The fibularis tertius muscle (FTM) is a rare anatomic variation. The prevalence of this exclusively human structure, which is found in the anterior compartment of the leg, is often underestimated, and it is believed that foot and ankle conditions are more difficult to manage in patients with an FTM. The aim of this study was to assess the presence of the FTM palpation and determine whether its presence is associated with an individual’s sex, because the exact prevalence in males and females is unclear. An observational cross-sectional study was carried out. The study included 481 people (23.49% men and 76.51% women) with a mean age of 23.51±5.369 years, who were recruited from a Podiatric Medicine and Surgery Clinic (Spain). Data on routine demographic and clinical factors were recorded, and the presence or absence of the FTM was determined based on surface visual or palpated localization of the tendon (using a consistent protocol). The FTM was present in 38.25% (184/481) of the participants. Furthermore, FTM were present in 38.6% (142/481) of females and 37.2% (42/481) of males. The study revealed that the presence of the FTM varies between individuals and does not depend on an individual’s sex. Significant differences in the prevalence of the FTM between countries should be carefully evaluated rather than generalizing the results of this Spanish study to other non-Spanish populations. Larger numbers of participants should be enrolled in future studies in order to meet the statistical criteria.

Partial Text

The fibularis tertius muscle (FTM) was first described by Vesalius in 1816 [1] and was subsequently studied in detail by Henle [2] and Hyrtl [3] in the nineteenth century. It is well-documented in anatomy textbooks that the muscle forms part of the anterior compartment of the leg and crosses anterior to the ankle joint to extend up to its insertion in the anterior part of the 5th and 4th metatarsal bases as well as in the 5th metatarsal shaft, explaining its main muscle function as an ankle evertor [4].

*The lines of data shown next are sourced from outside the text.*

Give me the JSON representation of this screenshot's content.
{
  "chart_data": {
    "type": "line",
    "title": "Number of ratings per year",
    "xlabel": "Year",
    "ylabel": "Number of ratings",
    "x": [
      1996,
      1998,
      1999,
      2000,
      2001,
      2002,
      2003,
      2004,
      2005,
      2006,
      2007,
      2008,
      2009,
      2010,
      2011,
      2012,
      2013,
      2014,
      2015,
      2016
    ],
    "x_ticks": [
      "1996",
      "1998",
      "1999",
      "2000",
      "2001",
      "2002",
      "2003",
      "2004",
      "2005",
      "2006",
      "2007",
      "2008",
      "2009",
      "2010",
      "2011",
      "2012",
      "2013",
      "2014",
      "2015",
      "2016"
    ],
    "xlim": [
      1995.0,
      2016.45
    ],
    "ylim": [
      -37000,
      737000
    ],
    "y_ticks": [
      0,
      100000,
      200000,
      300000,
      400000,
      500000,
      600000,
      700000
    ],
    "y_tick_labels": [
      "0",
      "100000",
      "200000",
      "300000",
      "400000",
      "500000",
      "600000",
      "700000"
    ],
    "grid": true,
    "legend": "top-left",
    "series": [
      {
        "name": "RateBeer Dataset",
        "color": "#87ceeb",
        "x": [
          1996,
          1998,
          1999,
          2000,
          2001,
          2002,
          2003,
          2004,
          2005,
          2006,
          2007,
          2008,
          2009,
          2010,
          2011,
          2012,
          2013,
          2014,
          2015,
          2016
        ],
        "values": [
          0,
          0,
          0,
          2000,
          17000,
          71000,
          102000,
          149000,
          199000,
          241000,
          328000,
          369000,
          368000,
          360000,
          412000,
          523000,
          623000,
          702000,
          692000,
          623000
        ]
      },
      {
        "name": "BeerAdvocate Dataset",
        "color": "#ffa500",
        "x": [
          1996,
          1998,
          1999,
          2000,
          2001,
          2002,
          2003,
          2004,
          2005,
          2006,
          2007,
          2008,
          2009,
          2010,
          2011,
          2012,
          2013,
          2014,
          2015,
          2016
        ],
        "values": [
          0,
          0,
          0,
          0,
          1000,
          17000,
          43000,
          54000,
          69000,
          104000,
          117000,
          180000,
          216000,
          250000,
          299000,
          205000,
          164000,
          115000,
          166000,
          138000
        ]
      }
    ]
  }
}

A total 481 people completed all the stages of the research process, 113 of whom were male (23.49%) and 368 of whom were female (76.51%). The demographic and clinical characteristics of the sample are shown in Table 1.

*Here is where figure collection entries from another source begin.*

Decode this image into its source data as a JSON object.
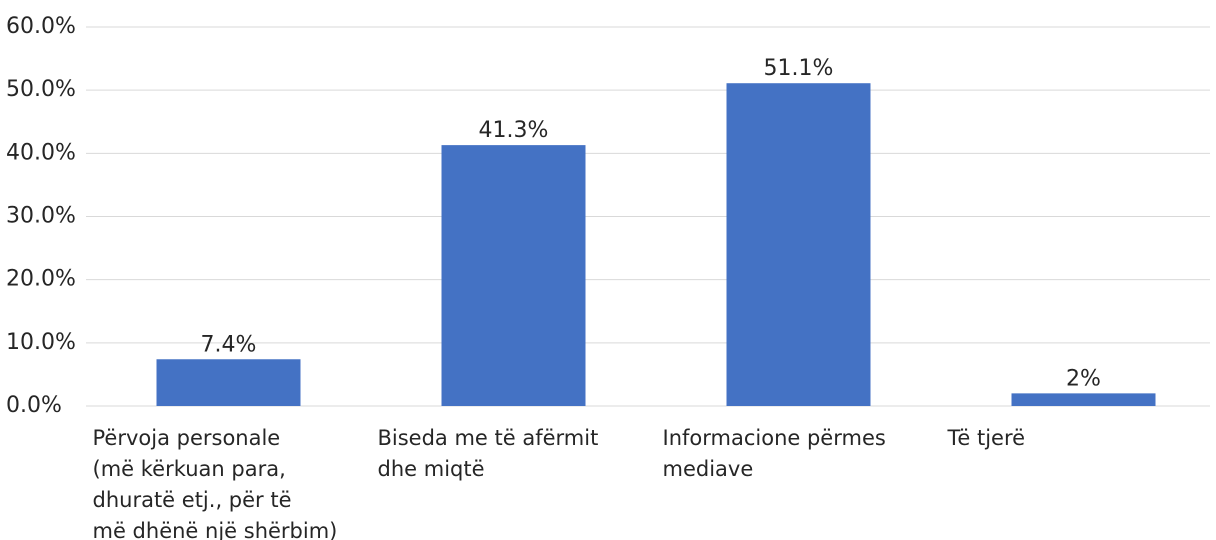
{
  "chart_data": {
    "type": "bar",
    "categories": [
      "Përvoja personale\n(më kërkuan para,\ndhuratë etj., për të\nmë dhënë një shërbim)",
      "Biseda me të afërmit\ndhe miqtë",
      "Informacione përmes\nmediave",
      "Të tjerë"
    ],
    "values": [
      7.4,
      41.3,
      51.1,
      2
    ],
    "value_labels": [
      "7.4%",
      "41.3%",
      "51.1%",
      "2%"
    ],
    "color": "#4472c4",
    "ylim": [
      0,
      60
    ],
    "yticks": [
      {
        "value": 0,
        "label": "0.0%"
      },
      {
        "value": 10,
        "label": "10.0%"
      },
      {
        "value": 20,
        "label": "20.0%"
      },
      {
        "value": 30,
        "label": "30.0%"
      },
      {
        "value": 40,
        "label": "40.0%"
      },
      {
        "value": 50,
        "label": "50.0%"
      },
      {
        "value": 60,
        "label": "60.0%"
      }
    ],
    "grid": true
  }
}
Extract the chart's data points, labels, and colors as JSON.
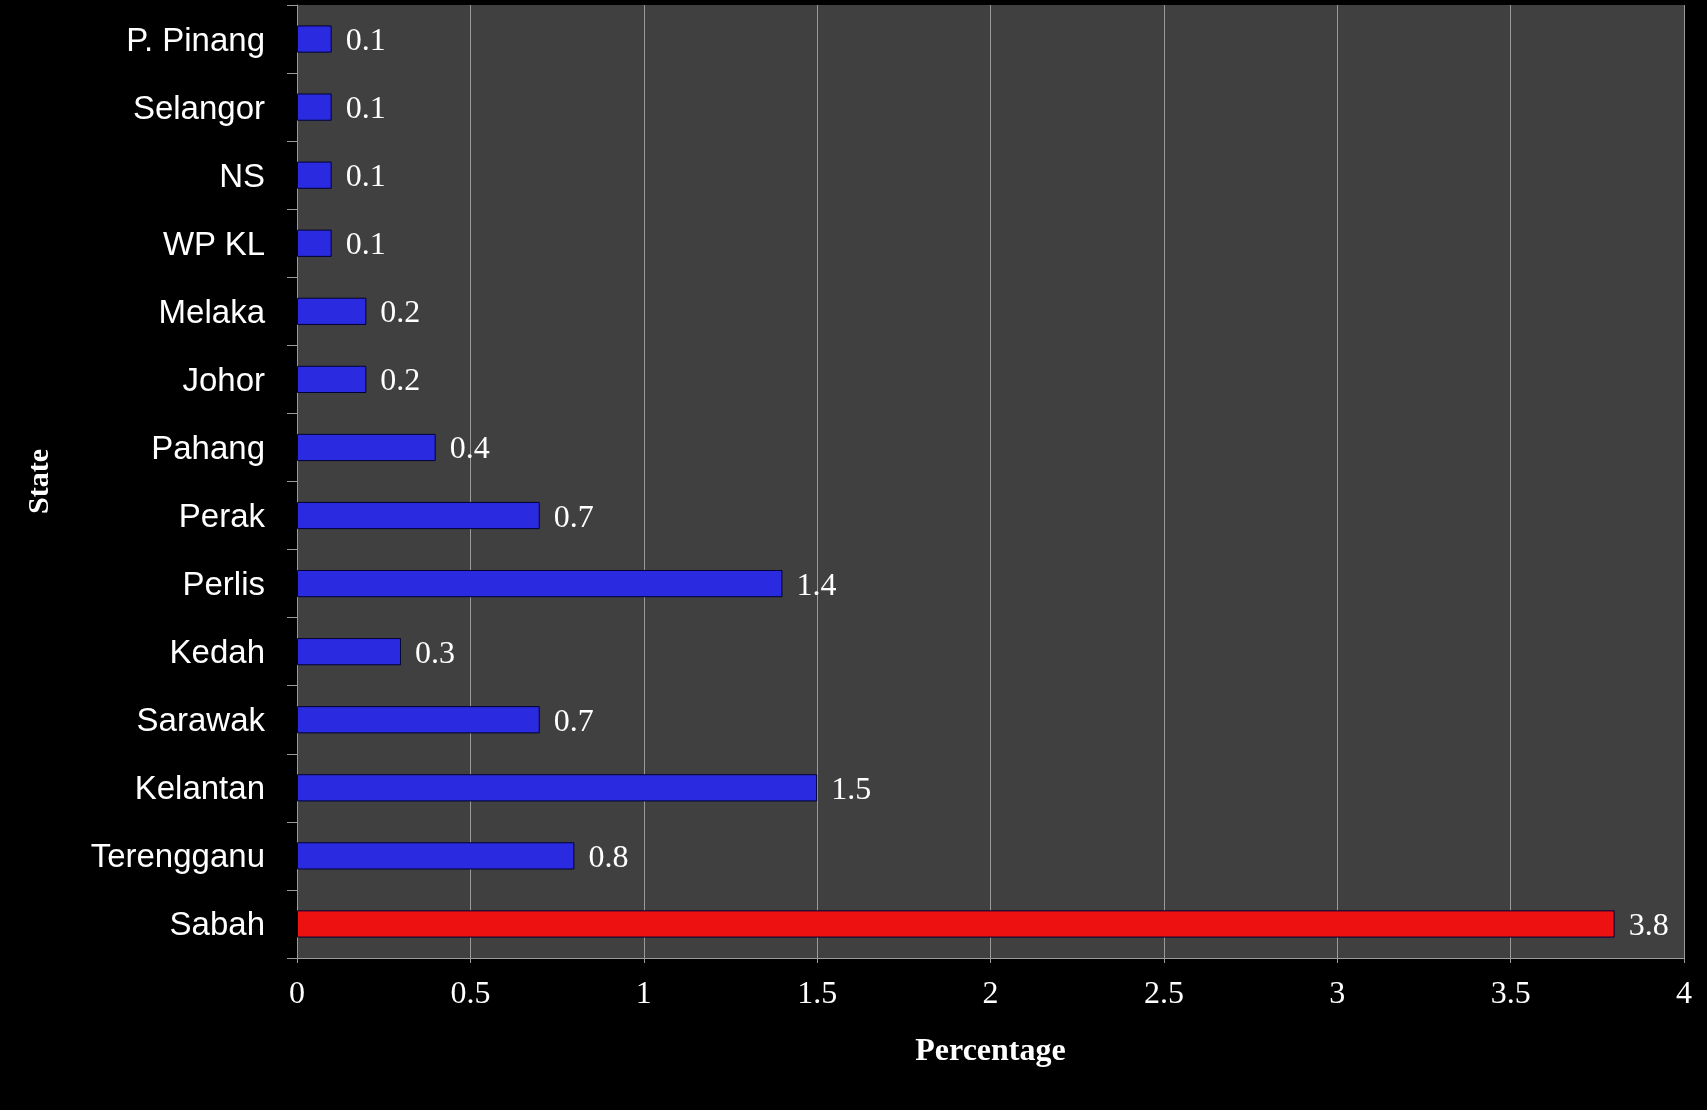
{
  "chart_data": {
    "type": "bar",
    "orientation": "horizontal",
    "categories": [
      "P. Pinang",
      "Selangor",
      "NS",
      "WP KL",
      "Melaka",
      "Johor",
      "Pahang",
      "Perak",
      "Perlis",
      "Kedah",
      "Sarawak",
      "Kelantan",
      "Terengganu",
      "Sabah"
    ],
    "values": [
      0.1,
      0.1,
      0.1,
      0.1,
      0.2,
      0.2,
      0.4,
      0.7,
      1.4,
      0.3,
      0.7,
      1.5,
      0.8,
      3.8
    ],
    "colors": [
      "#2a2ae0",
      "#2a2ae0",
      "#2a2ae0",
      "#2a2ae0",
      "#2a2ae0",
      "#2a2ae0",
      "#2a2ae0",
      "#2a2ae0",
      "#2a2ae0",
      "#2a2ae0",
      "#2a2ae0",
      "#2a2ae0",
      "#2a2ae0",
      "#ee1111"
    ],
    "xlabel": "Percentage",
    "ylabel": "State",
    "xlim": [
      0,
      4
    ],
    "xticks": [
      0,
      0.5,
      1,
      1.5,
      2,
      2.5,
      3,
      3.5,
      4
    ],
    "grid": "x",
    "data_labels": true
  }
}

This research focused on identifying the prevalence of the FTM in a sample from Spain compared with samples from other countries, because this issue was not previously addressed in the literature.

The present study revealed that the presence of the FTM is variable and is not influenced by an individual’s sex. In light of our results regarding significant differences in the prevalence of the FTM between countries should be carefully evaluated rather than generalizing the results of this Spanish study to other non-Spanish populations including to populations with different proportions of people from various ethnic backgrounds. Larger numbers of participants should be enrolled in future studies in order to meet the statistical criteria used in the sample size calculation in this study.